Pour moi, le vélo c'est terminé. Cette liste de cols ci-jointe est la dernière. Ma décision n'est pas dictée par une santé déficiente, ni par la lassitude et encore moins par la paresse, car la randonnée pédestre remplacera la randonnée cycliste. Ce n'est pas une " funeste décision " comme le prétend un de mes amis intello-pantouflard tout étonné qu'on raccroche à 63 ans alors que l'on voit tant d'alertes septuagénaires sur les routes. Ce que l'on oublie, c'est la façon dont disparaissent de l'univers cyclo une bonne partie de ces vieux cyclos, et c'est pour ne pas finir comme eux que j'ai seulement épuisé un planning que je m'étais tracé il y a quelques années et qui se terminait par les cols des Corbières. Mon dernier col, je l'ai grimpé en sifflotant sous le regard inquiétant du pic de Burgarach, point culminant des Corbières à 1231m.

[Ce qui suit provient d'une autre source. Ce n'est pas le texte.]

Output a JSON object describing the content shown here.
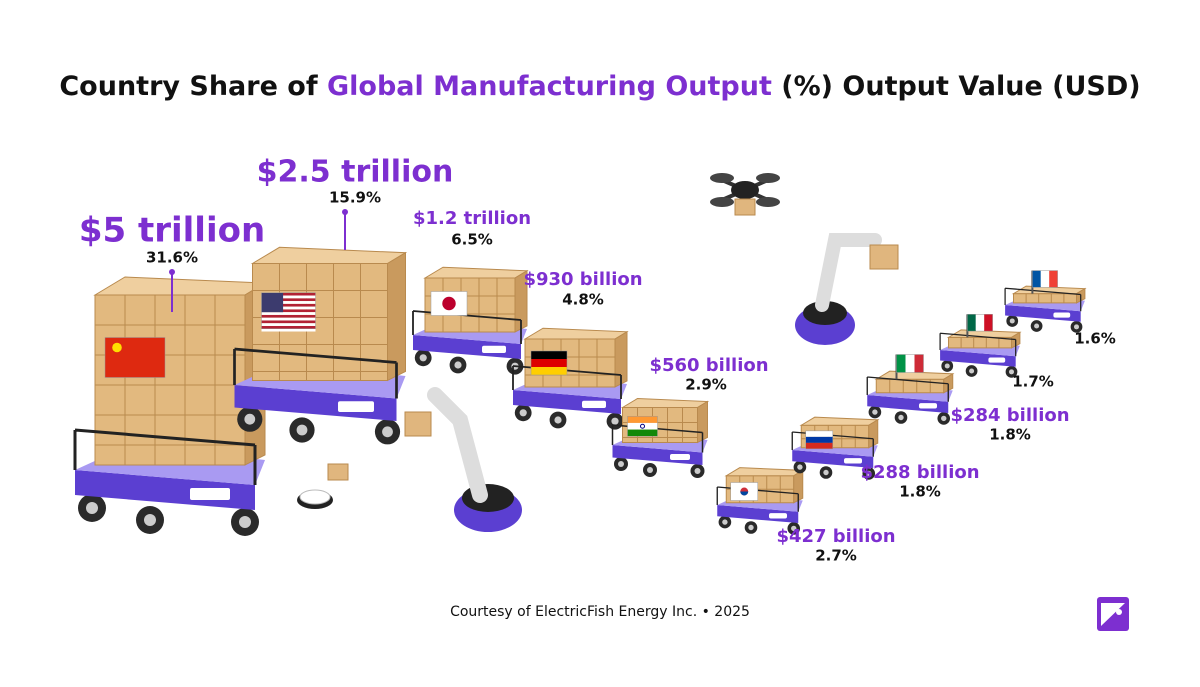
{
  "title": {
    "prefix": "Country Share of ",
    "highlight": "Global Manufacturing Output",
    "suffix": " (%) Output Value (USD)"
  },
  "items": [
    {
      "value": "$5 trillion",
      "share": "31.6%"
    },
    {
      "value": "$2.5 trillion",
      "share": "15.9%"
    },
    {
      "value": "$1.2 trillion",
      "share": "6.5%"
    },
    {
      "value": "$930 billion",
      "share": "4.8%"
    },
    {
      "value": "$560 billion",
      "share": "2.9%"
    },
    {
      "value": "$427 billion",
      "share": "2.7%"
    },
    {
      "value": "$288 billion",
      "share": "1.8%"
    },
    {
      "value": "$284 billion",
      "share": "1.8%"
    },
    {
      "share": "1.7%"
    },
    {
      "share": "1.6%"
    }
  ],
  "footer": "Courtesy of ElectricFish Energy Inc. • 2025"
}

En donnant mon dernier coup de pédale avant le sommet, j'aurais crié " banzaï !" si j'avais été japonais, mais dans l'ultime descente, j'ai pensé à quelques vieux cyclos qui proclamaient à qui voulaient les entendre qu'ils laisseraient leur vélo à la porte du cimetière le jour de leurs funérailles et qui, peu après, disparaissaient du monde cyclo sans prévenir. Il fallait des semaines et quelquefois des mois pour savoir ce qu'ils étaient devenus, et c'était toujours la même réponse : on part un beau matin avec un moral au beau fixe, et puis soudain, alors que rien ne le laissait prévoir, on trouve un peu plus dure la petite grimpée déjà escaladée tant de fois et à la sortie d'un virage un peu plus dur que les autres ; c'est la mauvaise rencontre, pas celle de " l'homme au marteau ", personnage bien connu de tous ceux qui pédalent, mais celle de la vieillesse qui vous tombe dessus au moment où l'on s'y attend le moins. Et que l'on quitte le milieu cyclo un peu honteux d'avoir été si présomptueux ; alors qu'avec un peu de sagesse, ils auraient pu sortir par la grande porte comme je l'ai fait, même si mon seul public était un troupeau de vaches. Le col de trop, c'est un peu dans les milieux pugilistiques, le round de trop.

J'avais d'abord pensé écrire sur ce sujet un article pour notre revue, mais après réflexion, j'ai réalisé que donner le mode d'emploi pour mettre fin à une carrière cyclotouriste dans une revue dont le but est de pousser ses lecteurs à faire du vélo est un non sens qui m'aurait fait cataloguer - si ce n'est déjà fait - comme vieux raseur ; article que le rédacteur en chef aurait sagement jeté au panier.

A cette lettre déjà longue, je voudrais y joindre la suite d'un article, paru celui-là, dans la revue N° 8, dont le titre était " Un ami ". Une histoire un peu farfelue, où un maître es cyclotourisme, entraînait son disciple dans une ahurissante pédalée nocturne sous la pluie, pour aller caresser un affreux chat de gouttière dans un hameau perdu dans la montagne. Ce que je n'avais pas écrit à l'époque, c'est que ce récit très peu crédible était rigoureusement vrai dans ses moindres détails. Je le détenais de la bouche même du disciple devenu maître à son tour qui nous l'avait conté au cours d'une de ses dernières sorties. Je voudrais que vous sachiez comment s'est terminée la carrière cyclotouriste du maître.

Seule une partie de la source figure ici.